Past reviews of the Patents Act have suggested that the definition of usefulness be strengthened in order to prevent the grant of patents for speculative inventions that require too much further work before they can be put into practice.
The Bill proposes the introduction of a new section 7A to the Patents Act which provides a meaning of useful. An invention is to be taken not to be useful unless a specific, substantial and credible use for the claimed invention is disclosed in the complete specification. Further, the disclosure in the complete specification must be sufficient for that specific, substantial and credible use to be appreciated by a person skilled in the relevant art.
This requirement for a specification to disclose a specific, substantial, and credible use for the invention is in addition to the requirement of section 18 for the invention itself to be useful, in the sense of actually achieving what is promised by the patentee in the specification, ie meeting the promise of the invention.
The definition of useful proposed above will not be unfamiliar to our US counterparts as it is intended to be closely aligned with the USPTO utility requirement which provides that an applicant must establish a specific and substantial utility for the invention that is credible.

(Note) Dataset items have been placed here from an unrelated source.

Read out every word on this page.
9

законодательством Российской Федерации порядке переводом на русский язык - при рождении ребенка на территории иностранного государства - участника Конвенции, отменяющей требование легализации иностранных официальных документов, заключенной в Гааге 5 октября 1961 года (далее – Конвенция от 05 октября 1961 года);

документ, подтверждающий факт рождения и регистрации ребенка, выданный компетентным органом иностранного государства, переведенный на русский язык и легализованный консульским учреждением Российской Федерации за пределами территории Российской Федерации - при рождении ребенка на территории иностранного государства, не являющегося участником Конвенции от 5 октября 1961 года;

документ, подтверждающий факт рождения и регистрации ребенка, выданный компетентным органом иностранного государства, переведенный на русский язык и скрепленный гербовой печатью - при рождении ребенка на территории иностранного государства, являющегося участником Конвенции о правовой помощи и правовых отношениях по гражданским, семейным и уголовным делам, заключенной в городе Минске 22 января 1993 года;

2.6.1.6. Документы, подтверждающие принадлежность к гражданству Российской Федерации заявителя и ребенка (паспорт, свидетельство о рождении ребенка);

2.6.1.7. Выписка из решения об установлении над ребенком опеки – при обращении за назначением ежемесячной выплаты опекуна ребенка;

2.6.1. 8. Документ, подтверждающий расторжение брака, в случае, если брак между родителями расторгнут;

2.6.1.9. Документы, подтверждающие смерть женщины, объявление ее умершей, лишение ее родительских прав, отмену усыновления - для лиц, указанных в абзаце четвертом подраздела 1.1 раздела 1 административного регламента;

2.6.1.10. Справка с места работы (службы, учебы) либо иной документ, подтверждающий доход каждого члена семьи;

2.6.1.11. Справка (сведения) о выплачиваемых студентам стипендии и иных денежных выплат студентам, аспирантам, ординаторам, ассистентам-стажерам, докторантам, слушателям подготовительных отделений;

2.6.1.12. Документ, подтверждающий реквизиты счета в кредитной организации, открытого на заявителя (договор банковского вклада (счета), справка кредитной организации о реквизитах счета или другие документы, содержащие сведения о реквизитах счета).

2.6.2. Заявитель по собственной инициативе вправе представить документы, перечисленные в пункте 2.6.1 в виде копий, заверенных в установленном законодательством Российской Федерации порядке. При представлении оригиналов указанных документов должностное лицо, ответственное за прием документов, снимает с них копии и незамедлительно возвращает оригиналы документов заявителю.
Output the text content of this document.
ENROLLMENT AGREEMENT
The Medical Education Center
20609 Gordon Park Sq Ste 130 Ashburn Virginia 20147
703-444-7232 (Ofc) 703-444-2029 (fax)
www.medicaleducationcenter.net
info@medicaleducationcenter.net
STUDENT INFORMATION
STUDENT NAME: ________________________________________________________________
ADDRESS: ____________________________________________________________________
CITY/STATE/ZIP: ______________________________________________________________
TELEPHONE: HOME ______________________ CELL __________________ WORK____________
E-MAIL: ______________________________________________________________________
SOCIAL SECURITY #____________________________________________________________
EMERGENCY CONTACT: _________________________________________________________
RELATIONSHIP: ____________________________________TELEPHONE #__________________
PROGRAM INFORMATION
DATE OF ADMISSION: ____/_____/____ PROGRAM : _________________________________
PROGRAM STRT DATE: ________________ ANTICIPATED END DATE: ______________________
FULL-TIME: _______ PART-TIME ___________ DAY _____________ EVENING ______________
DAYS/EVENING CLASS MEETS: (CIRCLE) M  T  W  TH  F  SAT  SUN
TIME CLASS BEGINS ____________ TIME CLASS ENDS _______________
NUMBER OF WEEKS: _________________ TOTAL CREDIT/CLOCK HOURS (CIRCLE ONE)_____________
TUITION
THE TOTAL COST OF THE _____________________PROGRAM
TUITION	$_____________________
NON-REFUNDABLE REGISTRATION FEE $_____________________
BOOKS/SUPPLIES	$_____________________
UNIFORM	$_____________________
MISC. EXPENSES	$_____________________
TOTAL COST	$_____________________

The Explanatory Memorandum of the Bill summarises the US courts’ current interpretation of these terms as follows:
It is important to note that the specific, substantial and credible use must be disclosed in the specification. According to the Explanatory Memorandum this can take the form of an explicit disclosure, or if the skilled person could appreciate the use, with their background knowledge in the art and without undue burden then the disclosure need not be explicit.
In practice it is expected that this proposed amendment to the Patents Act will not have a significant impact on the majority of patent applications and how they are drafted. The amendments will show their usefulness by eradicating the claiming of speculative inventions, thereby strengthening the requirement that patented inventions are useful.